Wednesday, June 17, 2009

Dangerous Simplicity

Lisa McGirr & Kim Philips-Fein are two historians who've studied the new right. McGirr focuses on the grassroots movement (Orange County, CA, specifically) while Philips-Fein explores the big business-led development of the infrastructure enabling the right to gain power. Together, they provide a useful framework for interpreting the ongoing meltdown of the new right.

If one starts from a traditional, often fundamentalist Christian point of view, and accepts the premise that the US is perfect, any problems we face must be due to a sinister external force. The government is an easy target, especially since it embraced in the late 20th century a bureaucratic-technical approach to modernity, rather than emphasizing traditional church-based values.

Add to that the traditional conservative position that government is an inherent threat to individual liberty, and the western mythology of the rugged individual (contra the reality that the prosperity enjoyed by most Orange County conservatives was dependent on massive government spending in the form of defense manufacturing and the infrastructure required to support it) & it was easy for conservatives to feel that government programs aimed at amelioration of poverty represented confiscation of the fruits of their hard work and potentially a threat to their freedom (freedom largely being defined economically; the more fundamentalist among them were less concerned about freedom when moral concerns were involved).
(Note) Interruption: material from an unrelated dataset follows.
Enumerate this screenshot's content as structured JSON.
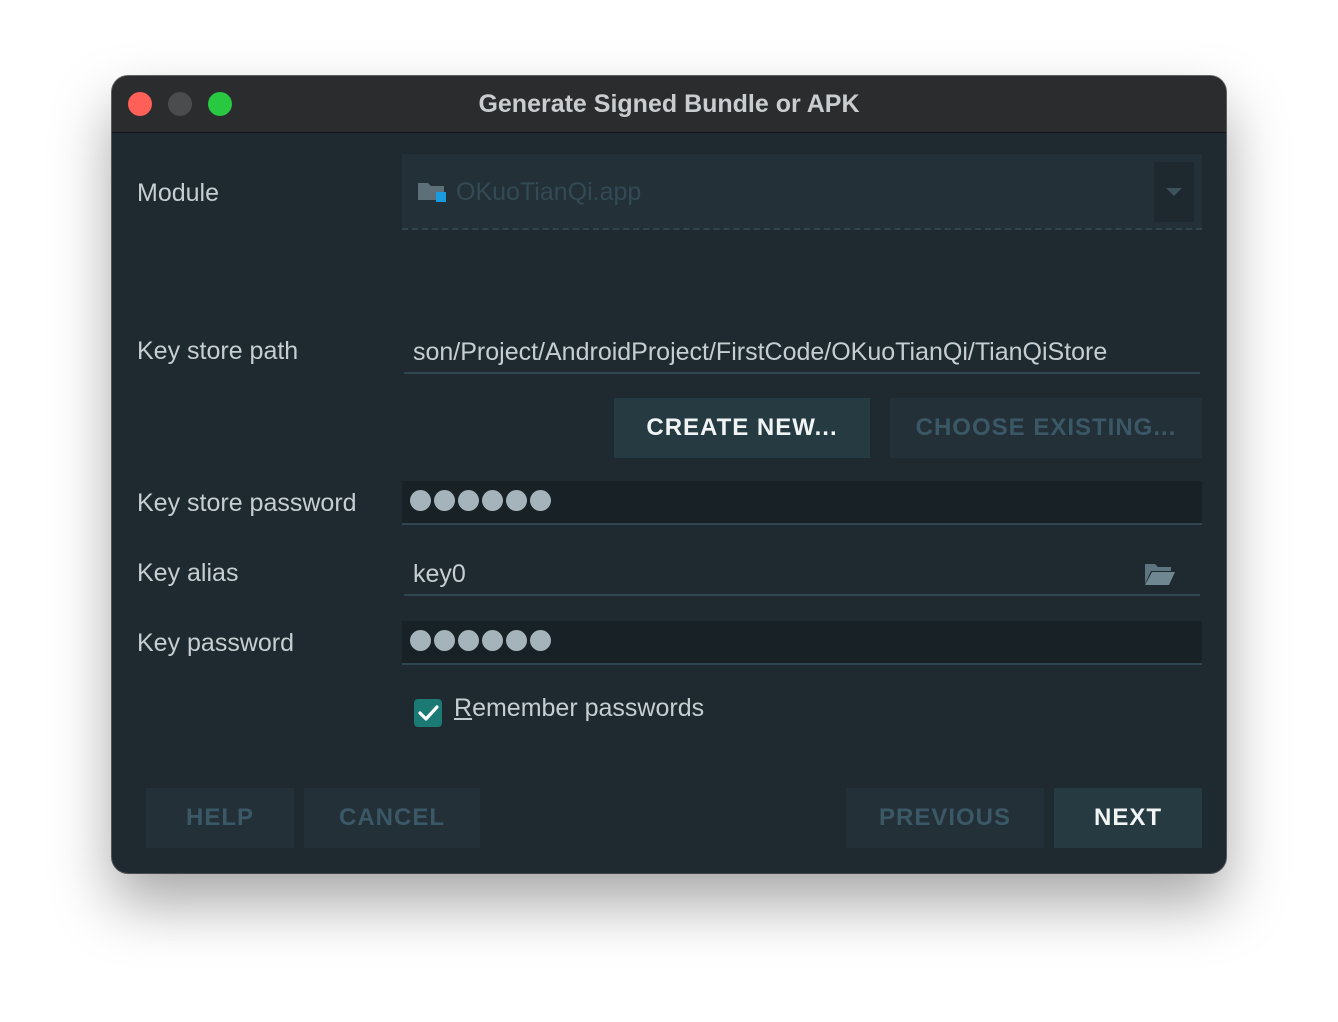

This is not to say, by the way, that there were/are no reasonable bases for concern about government threats to individual liberties; rather, the point here is that the threats perceived by modern conservatives have been generally imaginary (fluoridated water,gun rights, the Soviet Union as an imminent threat to the U.S. at the very moment the former was unraveling, etc.).

The inherent contraditions in these positions, as noted above, are pretty easy to see. Conservatives were generally hostile to the civil rights movement and many, including William F. Buckley Jr., infamously argued that efforts to expand rights to African Americans constituted government intrusion into individual rights of free association. Nor have many conservatives, despite their traditional zealotry about government encroachments on liberty, been similarly concerned about the potential for similar threats to individual rights by corporate power. The obviously selective choices of objects for conservative outrage lead many outside the movement to conclude that the stated motives for opposition are but smokescreens for racism, defense of socioeconomic privilege, and various other bigotries and fears.
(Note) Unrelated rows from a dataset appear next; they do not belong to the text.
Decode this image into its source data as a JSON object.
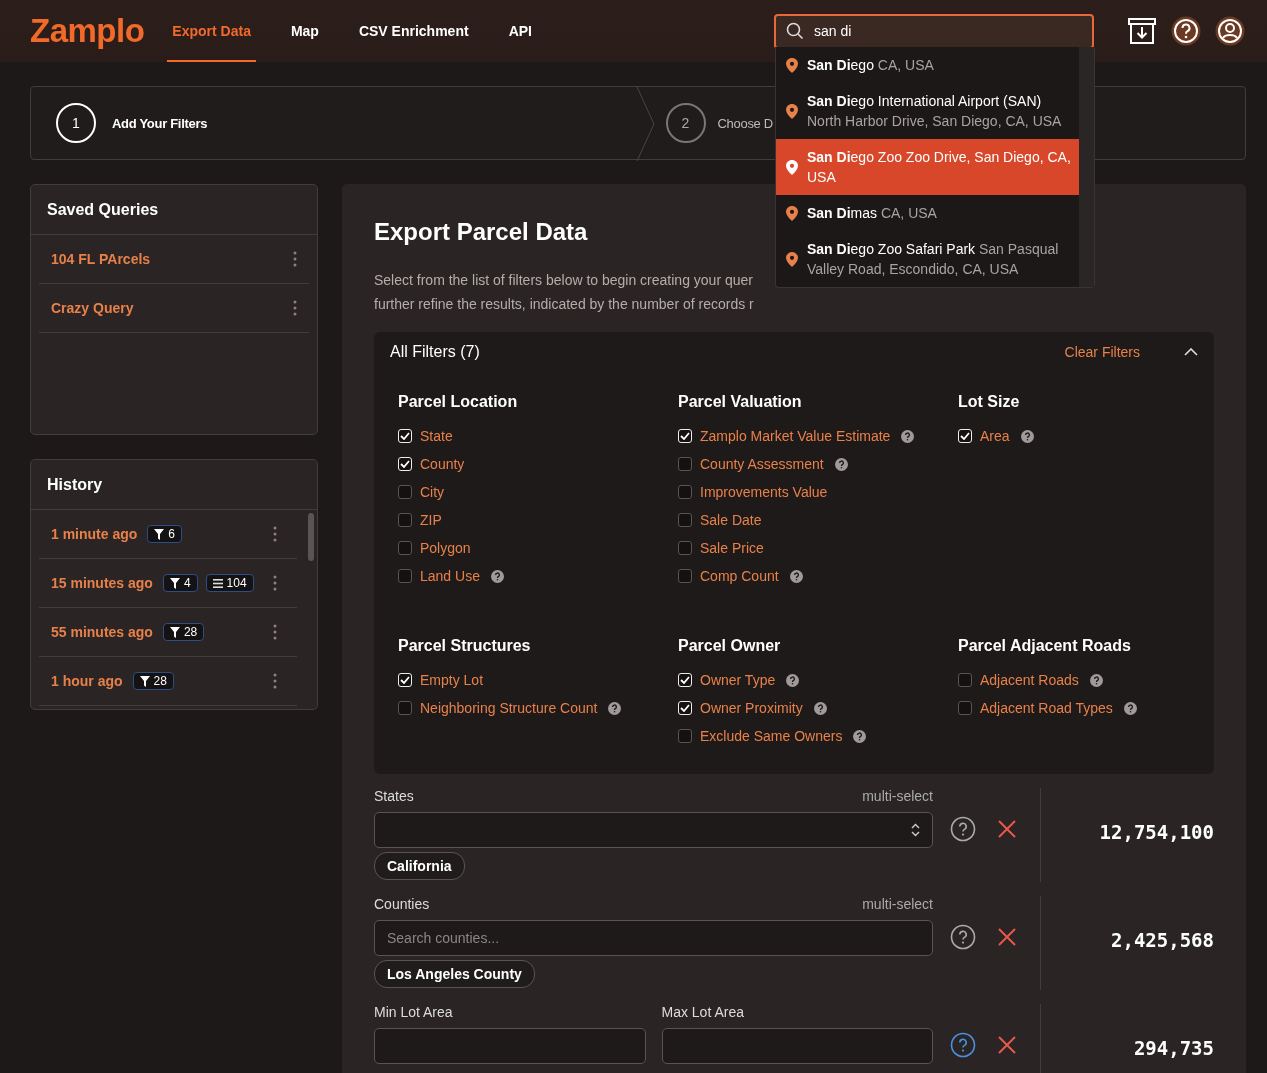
{
  "app": {
    "logo": "Zamplo"
  },
  "nav": [
    {
      "label": "Export Data",
      "selected": true
    },
    {
      "label": "Map",
      "selected": false
    },
    {
      "label": "CSV Enrichment",
      "selected": false
    },
    {
      "label": "API",
      "selected": false
    }
  ],
  "search": {
    "value": "san di",
    "suggestions": [
      {
        "name": "**San Di**ego",
        "detail": "CA, USA",
        "selected": false
      },
      {
        "name": "**San Di**ego International Airport (SAN)",
        "detail": "North Harbor Drive, San Diego, CA, USA",
        "selected": false
      },
      {
        "name": "**San Di**ego Zoo",
        "detail": "Zoo Drive, San Diego, CA, USA",
        "selected": true
      },
      {
        "name": "**San Di**mas",
        "detail": "CA, USA",
        "selected": false
      },
      {
        "name": "**San Di**ego Zoo Safari Park",
        "detail": "San Pasqual Valley Road, Escondido, CA, USA",
        "selected": false
      }
    ]
  },
  "steps": [
    {
      "number": "1",
      "label": "Add Your Filters",
      "active": true
    },
    {
      "number": "2",
      "label": "Choose D",
      "active": false
    }
  ],
  "saved_queries": {
    "title": "Saved Queries",
    "items": [
      "104 FL PArcels",
      "Crazy Query"
    ]
  },
  "history": {
    "title": "History",
    "items": [
      {
        "time": "1 minute ago",
        "badges": [
          {
            "kind": "filters",
            "count": "6"
          }
        ]
      },
      {
        "time": "15 minutes ago",
        "badges": [
          {
            "kind": "filters",
            "count": "4"
          },
          {
            "kind": "records",
            "count": "104"
          }
        ]
      },
      {
        "time": "55 minutes ago",
        "badges": [
          {
            "kind": "filters",
            "count": "28"
          }
        ]
      },
      {
        "time": "1 hour ago",
        "badges": [
          {
            "kind": "filters",
            "count": "28"
          }
        ]
      }
    ]
  },
  "export": {
    "title": "Export Parcel Data",
    "description": [
      "Select from the list of filters below to begin creating your quer",
      "further refine the results, indicated by the number of records r"
    ],
    "all_filters": {
      "title": "All Filters (7)",
      "clear": "Clear Filters",
      "expanded": true,
      "groups": [
        {
          "title": "Parcel Location",
          "options": [
            {
              "label": "State",
              "checked": true,
              "help": false
            },
            {
              "label": "County",
              "checked": true,
              "help": false
            },
            {
              "label": "City",
              "checked": false,
              "help": false
            },
            {
              "label": "ZIP",
              "checked": false,
              "help": false
            },
            {
              "label": "Polygon",
              "checked": false,
              "help": false
            },
            {
              "label": "Land Use",
              "checked": false,
              "help": true
            }
          ]
        },
        {
          "title": "Parcel Valuation",
          "options": [
            {
              "label": "Zamplo Market Value Estimate",
              "checked": true,
              "help": true
            },
            {
              "label": "County Assessment",
              "checked": false,
              "help": true
            },
            {
              "label": "Improvements Value",
              "checked": false,
              "help": false
            },
            {
              "label": "Sale Date",
              "checked": false,
              "help": false
            },
            {
              "label": "Sale Price",
              "checked": false,
              "help": false
            },
            {
              "label": "Comp Count",
              "checked": false,
              "help": true
            }
          ]
        },
        {
          "title": "Lot Size",
          "options": [
            {
              "label": "Area",
              "checked": true,
              "help": true
            }
          ]
        },
        {
          "title": "Parcel Structures",
          "options": [
            {
              "label": "Empty Lot",
              "checked": true,
              "help": false
            },
            {
              "label": "Neighboring Structure Count",
              "checked": false,
              "help": true
            }
          ]
        },
        {
          "title": "Parcel Owner",
          "options": [
            {
              "label": "Owner Type",
              "checked": true,
              "help": true
            },
            {
              "label": "Owner Proximity",
              "checked": true,
              "help": true
            },
            {
              "label": "Exclude Same Owners",
              "checked": false,
              "help": true
            }
          ]
        },
        {
          "title": "Parcel Adjacent Roads",
          "options": [
            {
              "label": "Adjacent Roads",
              "checked": false,
              "help": true
            },
            {
              "label": "Adjacent Road Types",
              "checked": false,
              "help": true
            }
          ]
        }
      ]
    },
    "filters": [
      {
        "kind": "select",
        "label": "States",
        "hint": "multi-select",
        "chips": [
          "California"
        ],
        "count": "12,754,100",
        "help_active": false
      },
      {
        "kind": "search",
        "label": "Counties",
        "hint": "multi-select",
        "placeholder": "Search counties...",
        "chips": [
          "Los Angeles County"
        ],
        "count": "2,425,568",
        "help_active": false
      },
      {
        "kind": "range",
        "fields": [
          {
            "label": "Min Lot Area"
          },
          {
            "label": "Max Lot Area"
          }
        ],
        "count": "294,735",
        "help_active": true
      }
    ]
  }
}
It's kind of striking that movement conservatives depend on a manufactured sense of grievance and paranoia, and increasingly, a rejection of evidence & logic to maintain group cohesion & a sense of identity. Even after they got Reagan & then Dubya elected, the right continued to peddle conspiracy theories and nurture a sense of grievance. Now, after undeniable political dominance for 6 of the last 8 years (and really, considering the haplessness and complicity of many Democrats, it’s been more like 40 years), virtually every aspect of every policy enacted by conservatives stands revealed (to those willing to look honestly) as a total failure of massive proportions. Yet lacking a more sophisticated intellectual framework for interpreting the results, many on the right continue to resort to a belligerent form of denial. Hence the hysterical screeching, wild accusations and even occasional shootings we observe on cable TV and elsewhere. A simplistic template is inadequate for efforts to understand the complexities of the world we live in.

1 comment:

Unknown said...

"If one starts from a traditional, often fundamentalist Christian point of view, and accepts the premise that the US is perfect..."

No conservative Christian I know, and I know a lot, accepts the premise that the US is perfect, or even close to it. It's a straw man, Ethan, a dangerously oversimplified template.